The West Virginia University community is welcomed to attend a town hall meeting called “Bullying in the LGBTQ Community.”

All students, faculty, staff and community members are encouraged to attend this event, held in the Mountainlair Ballrooms on Tuesday (March 20) from 7-9 p.m. It will be the first of its kind at WVU and is intended to draw attention to bullying.

The event is hosted by Brian Jara and Melissa Chesanko, professors from the Center for Women’s Studies, Daniel Brewster, a professor from the Division of Sociology and Anthropology, Barbara Copenhaver-Bailey, the assistant vice president for Student Success in the Division of Student Affairs and Benjamin Seebaugh, a board of governor in the Student Government Association. Additional sponsors include the Carruth Center for Psychological and Psychiatric Services, the President’s Office for Social Justice and former SGA President Chris Lewallen.

“We want people to walk out knowing what bullying actually is, who is doing it, who is a victim and what we can do to stop it,” Seebaugh said.

The event is presented as a discussion rather than a lecture, and attendants will participate in real-time surveys similar to the clicker quizzes that WVU students are accustomed to in their classes.
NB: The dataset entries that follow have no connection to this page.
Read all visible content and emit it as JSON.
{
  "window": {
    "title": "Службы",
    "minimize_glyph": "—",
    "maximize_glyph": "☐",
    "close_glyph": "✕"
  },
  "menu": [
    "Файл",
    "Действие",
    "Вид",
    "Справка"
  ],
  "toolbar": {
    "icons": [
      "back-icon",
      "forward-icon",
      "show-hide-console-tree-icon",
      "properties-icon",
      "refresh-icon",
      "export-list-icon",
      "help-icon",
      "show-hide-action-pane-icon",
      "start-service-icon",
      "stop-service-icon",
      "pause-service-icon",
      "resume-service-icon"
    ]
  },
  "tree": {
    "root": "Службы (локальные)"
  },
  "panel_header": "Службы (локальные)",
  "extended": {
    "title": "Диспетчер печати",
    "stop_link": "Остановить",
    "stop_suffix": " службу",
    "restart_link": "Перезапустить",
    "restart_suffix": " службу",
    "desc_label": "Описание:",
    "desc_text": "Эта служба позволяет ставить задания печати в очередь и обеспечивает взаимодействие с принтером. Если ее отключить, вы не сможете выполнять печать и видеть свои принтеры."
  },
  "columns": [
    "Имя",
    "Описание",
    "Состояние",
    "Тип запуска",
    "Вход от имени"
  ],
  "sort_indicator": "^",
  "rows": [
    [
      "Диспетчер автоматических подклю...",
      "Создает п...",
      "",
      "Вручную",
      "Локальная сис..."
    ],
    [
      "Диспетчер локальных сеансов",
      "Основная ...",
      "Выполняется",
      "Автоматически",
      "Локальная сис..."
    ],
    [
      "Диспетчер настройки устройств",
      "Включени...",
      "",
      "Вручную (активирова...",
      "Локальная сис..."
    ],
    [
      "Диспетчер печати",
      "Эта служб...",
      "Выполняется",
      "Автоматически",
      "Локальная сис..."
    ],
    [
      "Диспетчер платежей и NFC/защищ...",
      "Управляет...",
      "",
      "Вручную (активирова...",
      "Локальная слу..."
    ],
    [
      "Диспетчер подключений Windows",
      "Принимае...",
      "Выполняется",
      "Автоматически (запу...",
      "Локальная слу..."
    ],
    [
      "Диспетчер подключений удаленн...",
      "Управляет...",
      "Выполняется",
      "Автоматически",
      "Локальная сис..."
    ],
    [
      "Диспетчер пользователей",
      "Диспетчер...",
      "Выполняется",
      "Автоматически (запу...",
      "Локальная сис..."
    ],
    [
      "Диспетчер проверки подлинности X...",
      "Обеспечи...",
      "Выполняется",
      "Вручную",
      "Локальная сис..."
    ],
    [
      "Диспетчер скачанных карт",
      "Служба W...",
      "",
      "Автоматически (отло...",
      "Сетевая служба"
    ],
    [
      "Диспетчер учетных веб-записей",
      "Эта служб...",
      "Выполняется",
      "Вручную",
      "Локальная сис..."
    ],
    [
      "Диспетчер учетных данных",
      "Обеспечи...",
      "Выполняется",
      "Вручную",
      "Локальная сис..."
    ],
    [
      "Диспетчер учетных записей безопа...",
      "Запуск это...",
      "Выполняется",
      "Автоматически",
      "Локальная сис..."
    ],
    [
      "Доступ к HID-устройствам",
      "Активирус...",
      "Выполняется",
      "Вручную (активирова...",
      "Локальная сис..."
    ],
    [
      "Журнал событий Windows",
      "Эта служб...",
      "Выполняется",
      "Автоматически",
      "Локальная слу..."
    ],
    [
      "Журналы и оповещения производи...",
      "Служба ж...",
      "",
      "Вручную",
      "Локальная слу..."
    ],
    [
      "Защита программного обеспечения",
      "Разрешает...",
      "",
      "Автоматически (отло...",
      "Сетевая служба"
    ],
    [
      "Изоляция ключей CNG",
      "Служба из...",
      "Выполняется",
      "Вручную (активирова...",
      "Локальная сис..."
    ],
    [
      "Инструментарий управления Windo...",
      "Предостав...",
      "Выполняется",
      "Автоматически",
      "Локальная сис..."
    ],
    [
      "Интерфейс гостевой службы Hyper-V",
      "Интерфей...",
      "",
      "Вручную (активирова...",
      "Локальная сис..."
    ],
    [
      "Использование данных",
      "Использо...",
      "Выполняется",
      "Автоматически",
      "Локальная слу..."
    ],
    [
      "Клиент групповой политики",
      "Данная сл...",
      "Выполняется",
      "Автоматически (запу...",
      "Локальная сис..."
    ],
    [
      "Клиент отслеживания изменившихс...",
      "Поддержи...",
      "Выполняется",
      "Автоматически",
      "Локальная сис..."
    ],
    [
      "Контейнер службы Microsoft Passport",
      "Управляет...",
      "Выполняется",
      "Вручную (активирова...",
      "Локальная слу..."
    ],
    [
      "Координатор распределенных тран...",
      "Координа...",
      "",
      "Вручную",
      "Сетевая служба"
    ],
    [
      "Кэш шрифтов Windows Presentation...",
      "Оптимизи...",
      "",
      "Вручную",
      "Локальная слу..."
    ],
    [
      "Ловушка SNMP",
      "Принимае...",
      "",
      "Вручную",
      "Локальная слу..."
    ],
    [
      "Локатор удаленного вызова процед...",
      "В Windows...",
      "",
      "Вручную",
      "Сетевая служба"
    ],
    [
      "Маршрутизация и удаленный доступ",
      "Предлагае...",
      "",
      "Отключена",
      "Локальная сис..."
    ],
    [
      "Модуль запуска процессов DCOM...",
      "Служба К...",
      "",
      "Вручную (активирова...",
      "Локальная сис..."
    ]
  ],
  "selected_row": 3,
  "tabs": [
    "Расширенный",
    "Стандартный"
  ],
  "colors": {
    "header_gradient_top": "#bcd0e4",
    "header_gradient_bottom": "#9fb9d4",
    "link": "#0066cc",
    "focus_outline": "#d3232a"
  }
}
Other components of the event include videos and statements from students, faculty, administrators and community members.

“We realize that bullying is a problem on our campus and of others nationwide, and recognize that bigotry toward LGBTQ (Lesbian, Gay, Bisexual, Transgender and Questioning) people leads to self-loathing, a feeling of being ostracized and sometimes even death,” Seebaugh said. “That is unacceptable anywhere, and we want to do our best to make sure that it doesn’t happen at WVU.”

The hosts of the event have additional plans for an anti-hate campaign in the future.

“A take-away from the event will be that people will be educated on some of the problems faced in the LGBTQ community in Morgantown and everywhere,” Seebaugh said.

Seebaugh said this event is not an end of the road for the movement against bullying at WVU but instead a starting point for what will grow to be a campus-wide campaign to support the community.

“I want everyone at this event to feel empowered to make a tangible difference to help our fellow Mountaineers,” Seebaugh said.